Na segunda-feira à tarde Eliane já havia selecionado dez moças com a intenção de ficar com seis ou sete delas. Sabia que em dez selecionadas só seis ou sete voltariam no dia seguinte para iniciar o rápido curso de vendas que pretendia lecionar às que permanecessem.
Na terça-feira deu um rápido porém excelente treinamento inicial às moças. Mostrou a elas como se comportar nos ônibus, como conversar com os clientes em potencial, e como forçá-los, com suavidade, a assinar os contratos mesmo que estivessem totalmente desprevenidos no momento.

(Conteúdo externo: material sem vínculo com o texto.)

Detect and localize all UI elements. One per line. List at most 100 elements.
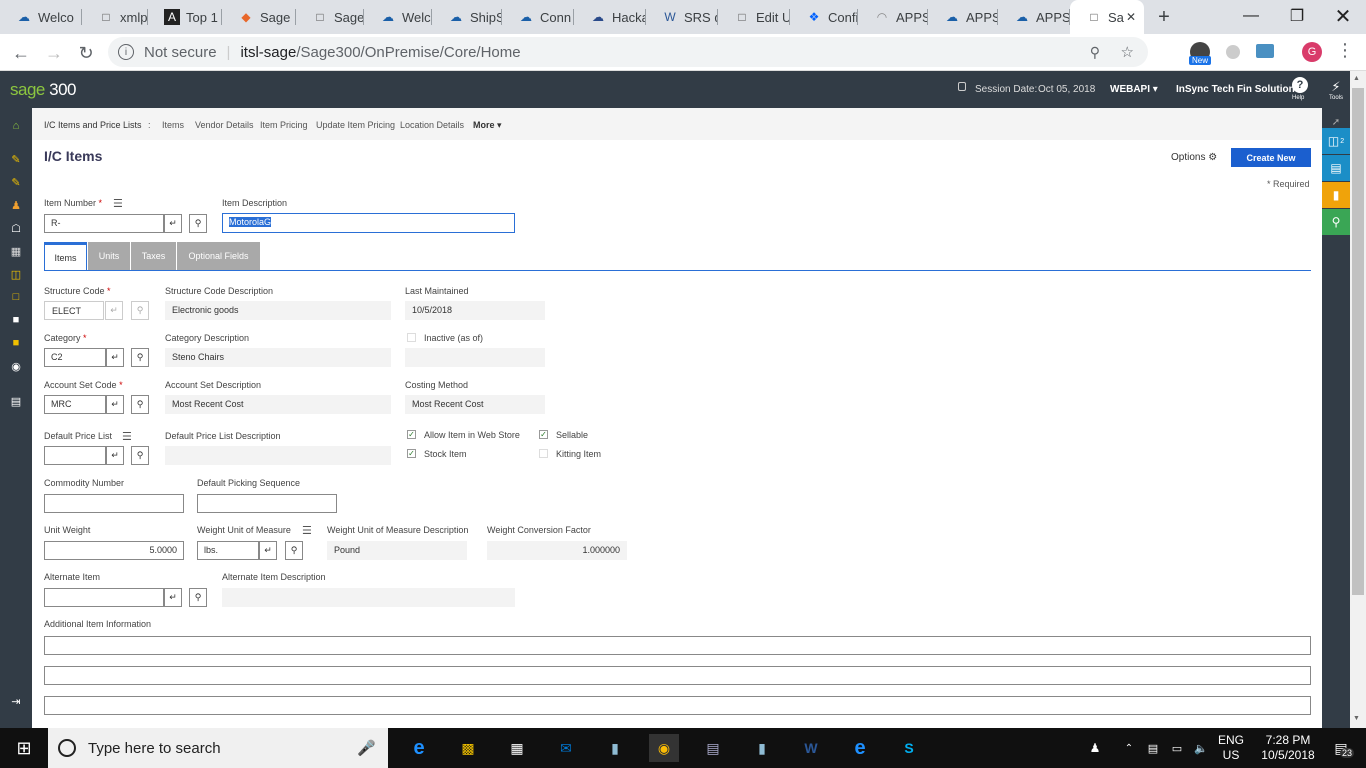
company-selector[interactable]: WEBAPI ▾: [1110, 84, 1158, 95]
clock[interactable]: 7:28 PM 10/5/2018: [1258, 733, 1318, 763]
windows-start-icon[interactable]: ⊞: [9, 734, 39, 762]
global-search-button[interactable]: ⚲: [1322, 209, 1350, 235]
alternate-item-input[interactable]: [44, 588, 164, 607]
app2-icon[interactable]: ▮: [747, 734, 777, 762]
allow-web-store-checkbox[interactable]: ✓: [407, 430, 416, 439]
network-app-icon[interactable]: ▤: [698, 734, 728, 762]
item-number-go-button[interactable]: ↵: [164, 214, 182, 233]
windows-manager-button[interactable]: ◫ 2: [1322, 128, 1350, 154]
bookmark-star-icon[interactable]: ☆: [1121, 43, 1134, 61]
browser-tab[interactable]: □ Sa ✕: [1070, 0, 1144, 34]
module-payroll-icon[interactable]: ■: [8, 335, 24, 351]
weight-uom-go-button[interactable]: ↵: [259, 541, 277, 560]
breadcrumb-item-vendor-details[interactable]: Vendor Details: [195, 120, 254, 130]
extension3-icon[interactable]: [1256, 44, 1274, 58]
skype-icon[interactable]: S: [894, 734, 924, 762]
breadcrumb-item-update-item-pricing[interactable]: Update Item Pricing: [316, 120, 395, 130]
breadcrumb-item-location-details[interactable]: Location Details: [400, 120, 464, 130]
scroll-down-icon[interactable]: ▼: [1353, 715, 1360, 722]
close-window-icon[interactable]: ✕: [1320, 0, 1366, 32]
tab-taxes[interactable]: Taxes: [131, 242, 176, 270]
breadcrumb-more-menu[interactable]: More ▾: [473, 120, 502, 131]
kitting-item-checkbox[interactable]: [539, 449, 548, 458]
language-indicator[interactable]: ENG US: [1218, 733, 1244, 763]
people-icon[interactable]: ♟: [1080, 734, 1110, 762]
module-po-icon[interactable]: □: [8, 289, 24, 305]
module-ar-icon[interactable]: ♟: [8, 197, 24, 213]
breadcrumb-root[interactable]: I/C Items and Price Lists: [44, 120, 142, 130]
weight-uom-finder-list-icon[interactable]: ☰: [302, 524, 312, 537]
store-icon[interactable]: ▦: [502, 734, 532, 762]
ie-icon[interactable]: e: [404, 734, 434, 762]
tab-optional-fields[interactable]: Optional Fields: [177, 242, 260, 270]
scrollbar-thumb[interactable]: [1352, 88, 1364, 595]
page-scrollbar[interactable]: ▲ ▼: [1350, 71, 1366, 728]
module-ap-icon[interactable]: ✎: [8, 174, 24, 190]
report-button[interactable]: ▮: [1322, 182, 1350, 208]
tab-units[interactable]: Units: [88, 242, 130, 270]
browser-tab[interactable]: ☁ APPS: [928, 0, 998, 34]
word-icon[interactable]: W: [796, 734, 826, 762]
app-icon[interactable]: ▮: [600, 734, 630, 762]
browser-tab[interactable]: ☁ Welco: [364, 0, 432, 34]
create-new-button[interactable]: Create New: [1231, 148, 1311, 167]
scroll-up-icon[interactable]: ▲: [1353, 75, 1360, 82]
browser-tab[interactable]: □ xmlpr: [82, 0, 148, 34]
account-set-finder-button[interactable]: ⚲: [131, 395, 149, 414]
module-reports-icon[interactable]: ▤: [8, 393, 24, 409]
price-list-finder-list-icon[interactable]: ☰: [122, 430, 132, 443]
browser-tab[interactable]: □ Sage: [296, 0, 364, 34]
zoom-icon[interactable]: ⚲: [1090, 44, 1100, 61]
browser-tab[interactable]: □ Edit U: [718, 0, 790, 34]
category-finder-button[interactable]: ⚲: [131, 348, 149, 367]
additional-info-line-2[interactable]: [44, 666, 1311, 685]
address-bar[interactable]: i Not secure | itsl-sage /Sage300/OnPrem…: [108, 37, 1148, 67]
tab-items[interactable]: Items: [44, 242, 87, 270]
browser-tab[interactable]: ☁ Welco: [0, 0, 82, 34]
alternate-item-finder-button[interactable]: ⚲: [189, 588, 207, 607]
profile-avatar[interactable]: G: [1302, 42, 1322, 62]
default-price-list-input[interactable]: [44, 446, 106, 465]
module-oe-icon[interactable]: ◫: [8, 266, 24, 282]
minimize-icon[interactable]: —: [1228, 0, 1274, 32]
chrome-icon[interactable]: ◉: [649, 734, 679, 762]
back-icon[interactable]: ←: [8, 40, 34, 66]
module-ic-icon[interactable]: ▦: [8, 243, 24, 259]
unit-weight-input[interactable]: 5.0000: [44, 541, 184, 560]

- Meninas, lembrem-se de uma coisa: no geral o pobre é o melhor pagador do mundo. Custa a comprar, a poder comprar, mas quando compra paga. E paga em dia. O loteamento que nós estamos vendendo é para pobres. Não se esqueçam. E não se esqueçam também que o dinheiro do pobre no bolso da gente é tão bom quanto o dinheiro do rico. Por isso temos que tratar cada um deles como pessoal muito especial. Muito especial mesmo. Pensem sempre sobre o que vou lhes contar, baseado em meus mais de cinqüenta anos de vendas...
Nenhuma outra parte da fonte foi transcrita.